Stessi attori, stesse ossessioni. Una badante fa la cresta sui compensi per pagare le lezioni di piano al nipote

Cinema, “La gazza ladra” di Guédiguian: brevi momenti di comunismo

Chi va al cinema lo sa. I film che lasciano il segno alla fine si dividono in due grandi categorie. Quelli che stupiscono e quelli che incantano. Alcuni autori (Fellini, Welles, P.T. Anderson...) sanno frequentare e perfino conciliare questi due macrogeneri. Ma la maggior parte milita più o meno apertamente in uno di questi due campi opposti e complementari. Robert Guédiguian, per esempio, appartiene al secondo gruppo e ce ne ricordiamo a ogni suo nuovo film.
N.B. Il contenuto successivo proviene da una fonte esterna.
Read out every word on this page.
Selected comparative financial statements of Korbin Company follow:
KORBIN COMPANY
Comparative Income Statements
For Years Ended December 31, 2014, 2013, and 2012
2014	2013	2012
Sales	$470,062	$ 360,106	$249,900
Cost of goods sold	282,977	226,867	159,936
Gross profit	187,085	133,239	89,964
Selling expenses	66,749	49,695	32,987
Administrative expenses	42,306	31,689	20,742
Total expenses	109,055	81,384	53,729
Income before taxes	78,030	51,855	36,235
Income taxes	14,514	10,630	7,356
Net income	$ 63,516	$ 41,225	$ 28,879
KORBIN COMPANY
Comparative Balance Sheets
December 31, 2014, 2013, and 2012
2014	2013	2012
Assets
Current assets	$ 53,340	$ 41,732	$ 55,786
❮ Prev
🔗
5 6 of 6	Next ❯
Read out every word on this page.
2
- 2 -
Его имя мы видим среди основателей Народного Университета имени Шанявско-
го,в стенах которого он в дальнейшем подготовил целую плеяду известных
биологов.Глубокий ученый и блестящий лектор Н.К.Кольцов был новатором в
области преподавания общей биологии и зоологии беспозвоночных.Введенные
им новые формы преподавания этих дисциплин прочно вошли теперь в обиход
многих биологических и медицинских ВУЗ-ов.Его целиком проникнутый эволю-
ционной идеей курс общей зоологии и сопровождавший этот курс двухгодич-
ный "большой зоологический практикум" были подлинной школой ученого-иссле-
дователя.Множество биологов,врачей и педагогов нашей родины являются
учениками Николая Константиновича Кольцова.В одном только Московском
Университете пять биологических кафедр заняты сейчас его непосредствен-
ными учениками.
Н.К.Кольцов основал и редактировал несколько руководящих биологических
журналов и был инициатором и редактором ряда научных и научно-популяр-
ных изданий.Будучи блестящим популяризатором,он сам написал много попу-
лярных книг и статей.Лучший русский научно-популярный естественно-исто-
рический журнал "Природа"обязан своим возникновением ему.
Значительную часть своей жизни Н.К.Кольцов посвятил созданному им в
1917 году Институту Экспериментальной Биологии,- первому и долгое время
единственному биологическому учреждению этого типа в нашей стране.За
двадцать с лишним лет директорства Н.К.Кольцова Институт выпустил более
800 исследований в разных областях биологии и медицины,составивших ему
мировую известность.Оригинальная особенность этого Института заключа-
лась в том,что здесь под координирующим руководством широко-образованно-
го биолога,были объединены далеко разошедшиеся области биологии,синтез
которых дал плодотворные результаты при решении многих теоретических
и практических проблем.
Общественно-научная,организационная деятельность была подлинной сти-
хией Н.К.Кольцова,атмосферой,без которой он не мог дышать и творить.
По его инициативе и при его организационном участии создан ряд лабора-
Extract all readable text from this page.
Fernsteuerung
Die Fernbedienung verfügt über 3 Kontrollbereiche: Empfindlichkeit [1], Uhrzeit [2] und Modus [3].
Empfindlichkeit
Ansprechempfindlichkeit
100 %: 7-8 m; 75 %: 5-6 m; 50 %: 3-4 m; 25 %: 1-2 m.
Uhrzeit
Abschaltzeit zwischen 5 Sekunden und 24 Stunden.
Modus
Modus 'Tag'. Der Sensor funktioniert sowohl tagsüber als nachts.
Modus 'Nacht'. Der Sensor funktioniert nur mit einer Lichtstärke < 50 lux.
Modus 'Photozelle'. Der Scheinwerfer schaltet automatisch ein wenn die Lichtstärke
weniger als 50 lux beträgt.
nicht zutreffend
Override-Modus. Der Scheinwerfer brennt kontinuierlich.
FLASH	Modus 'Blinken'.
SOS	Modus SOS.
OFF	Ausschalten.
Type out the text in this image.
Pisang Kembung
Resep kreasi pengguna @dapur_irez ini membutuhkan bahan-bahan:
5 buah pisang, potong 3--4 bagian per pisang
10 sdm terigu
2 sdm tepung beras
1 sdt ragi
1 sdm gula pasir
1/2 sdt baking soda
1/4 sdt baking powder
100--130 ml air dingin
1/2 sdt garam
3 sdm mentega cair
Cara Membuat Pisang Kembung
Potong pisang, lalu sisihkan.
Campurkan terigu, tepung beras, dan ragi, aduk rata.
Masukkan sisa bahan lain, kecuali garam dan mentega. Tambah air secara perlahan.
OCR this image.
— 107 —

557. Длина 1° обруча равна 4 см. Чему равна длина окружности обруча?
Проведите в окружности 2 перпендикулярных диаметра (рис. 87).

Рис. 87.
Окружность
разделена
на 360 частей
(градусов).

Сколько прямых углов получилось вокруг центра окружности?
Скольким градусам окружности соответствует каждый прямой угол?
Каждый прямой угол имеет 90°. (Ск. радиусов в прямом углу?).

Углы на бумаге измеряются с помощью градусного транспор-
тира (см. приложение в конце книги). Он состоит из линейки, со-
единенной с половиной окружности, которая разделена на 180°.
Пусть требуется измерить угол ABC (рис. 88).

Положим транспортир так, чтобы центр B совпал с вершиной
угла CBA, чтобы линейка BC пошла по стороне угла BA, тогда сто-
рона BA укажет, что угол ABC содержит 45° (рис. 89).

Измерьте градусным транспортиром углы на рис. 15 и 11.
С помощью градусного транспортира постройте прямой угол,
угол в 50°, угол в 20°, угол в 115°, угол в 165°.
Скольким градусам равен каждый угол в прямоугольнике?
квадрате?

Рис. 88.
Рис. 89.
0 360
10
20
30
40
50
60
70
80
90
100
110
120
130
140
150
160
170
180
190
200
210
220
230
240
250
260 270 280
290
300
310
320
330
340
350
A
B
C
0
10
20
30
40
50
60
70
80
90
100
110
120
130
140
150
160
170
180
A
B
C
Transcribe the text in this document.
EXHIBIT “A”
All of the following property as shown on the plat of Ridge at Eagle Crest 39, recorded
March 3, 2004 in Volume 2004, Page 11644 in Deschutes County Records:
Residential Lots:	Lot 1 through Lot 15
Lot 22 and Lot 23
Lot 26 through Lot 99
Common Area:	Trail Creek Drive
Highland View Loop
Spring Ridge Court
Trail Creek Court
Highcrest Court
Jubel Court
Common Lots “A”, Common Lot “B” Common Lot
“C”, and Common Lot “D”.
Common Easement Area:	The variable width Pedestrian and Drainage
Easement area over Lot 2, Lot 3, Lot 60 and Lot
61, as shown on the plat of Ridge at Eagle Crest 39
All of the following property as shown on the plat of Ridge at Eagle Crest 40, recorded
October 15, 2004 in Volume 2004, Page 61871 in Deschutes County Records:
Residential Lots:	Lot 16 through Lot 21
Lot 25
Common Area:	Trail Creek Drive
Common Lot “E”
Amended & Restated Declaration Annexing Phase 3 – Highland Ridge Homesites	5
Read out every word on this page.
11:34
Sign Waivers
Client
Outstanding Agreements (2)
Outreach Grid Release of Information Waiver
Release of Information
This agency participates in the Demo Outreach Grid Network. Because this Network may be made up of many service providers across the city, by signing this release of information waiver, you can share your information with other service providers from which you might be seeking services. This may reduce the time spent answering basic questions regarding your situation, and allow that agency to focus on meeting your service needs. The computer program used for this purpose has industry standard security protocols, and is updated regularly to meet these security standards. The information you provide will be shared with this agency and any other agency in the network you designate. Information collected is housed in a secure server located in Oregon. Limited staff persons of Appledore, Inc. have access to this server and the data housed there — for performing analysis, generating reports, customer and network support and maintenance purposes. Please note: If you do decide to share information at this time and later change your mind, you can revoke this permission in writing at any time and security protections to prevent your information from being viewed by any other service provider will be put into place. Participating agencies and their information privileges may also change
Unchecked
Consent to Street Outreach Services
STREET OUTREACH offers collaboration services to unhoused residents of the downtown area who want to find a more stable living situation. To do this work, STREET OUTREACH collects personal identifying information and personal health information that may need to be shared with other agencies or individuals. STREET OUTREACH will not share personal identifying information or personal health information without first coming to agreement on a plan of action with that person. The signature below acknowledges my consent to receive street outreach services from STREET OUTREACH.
Dunque abbastanza spesso per fortuna.

 

Da oltre quarant’anni infatti questo armeno di Marsiglia, origini proletarie e progressismo corazzato, gira nelle stesse strade dell’Estaque, con lo stesso gruppo di attori, storie scolpite intorno a un pugno ben definito di ossessioni. Ma ogni volta stabilisce nuovi nessi, illumina angoli nascosti, riformula questioni che credevamo di sapere a memoria estraendone accordi e sentimenti diversi. La “gazza ladra” del titolo è l’eterna Ariane Ascaride che assiste a domicilio l’anziano e non meno familiare Jean-Pierre Darroussin, Facendo la cresta sui compensi per pagare al talentuoso figlio di sua figlia le costose lezioni di piano che merita. E magari togliersi ogni tanto qualche sfizio, come una mezza dozzina di ostriche, perché chi ha detto che solo i ricchi debbano godersi la vita?

 

Il tema “maggiore” è dunque la diseguaglianza (di reddito, opportunità, cultura) su cui si fondano le nostre società, ma quello profondo è lo spreco (di intelligenza, immaginazione, piaceri) che questa diseguaglianza genera. Erigendo barriere tra mondi e persone che invece avrebbero molte cose da dirsi. Come prova l’affettuosa consuetudine e reciproca curiosità che lega l’agiato Darroussin alla badante Ascaride. Ma anche l’inarrestabile reazione a catena, da non raccontare, che si scatena quando i piccoli furti della badante vengono scoperti dal figlio del suo assistito (Grégoire Leprince-Ringuet). Innescando una spirale di desideri e rapporti proibiti che trasformano frustrazioni e rancori (il figlio nutre rancori ingiusti ma tenaci verso il padre) nel loro opposto. In un vortice che sconquassa molte vite, figli e figlie, mariti e mogli, suocere e nuore. Ma finisce per ridefinire non solo i rapporti famigliari ma quelli che uniscono e separano le classi. Un piccolo, incantevole “momento di comunismo”, come Guédiguian definisce i suoi film, Per ricordare che la rivoluzione comincia in casa, o nel proprio quartiere. E che creare o immaginare “momenti collettivi”, anche sotto forma di film, resta uno dei modi migliori che abbiamo per resistere.

 

AZIONE! E STOP

Sporco, violento, poetico. E disturbante, danzerino, perfino divertente come il suo antieroe, polacco senzatetto e forse senza qualche rotella insediato alla stazione Termini di Roma. “San Damiano” di Sassoli e Cifuentes è il perfetto antidoto al cinema analcolico ormai dilagante. Madornale, amorale, immorale? Dibattito aperto. In tour.

 

Un esule cubano ancora molto arrabbiato, un fidanzato con la telecamera accesa, un docu di coppia e di governo (la Meloni è alle porte...) che radiografa il populismo da dentro, amoroso e spietato. Menzione d’onore al festival di Bolzano, “My boyfriend el fascista” dell’altoatesino M. Lintner va visto. Ma con quel titolo troverà le sale?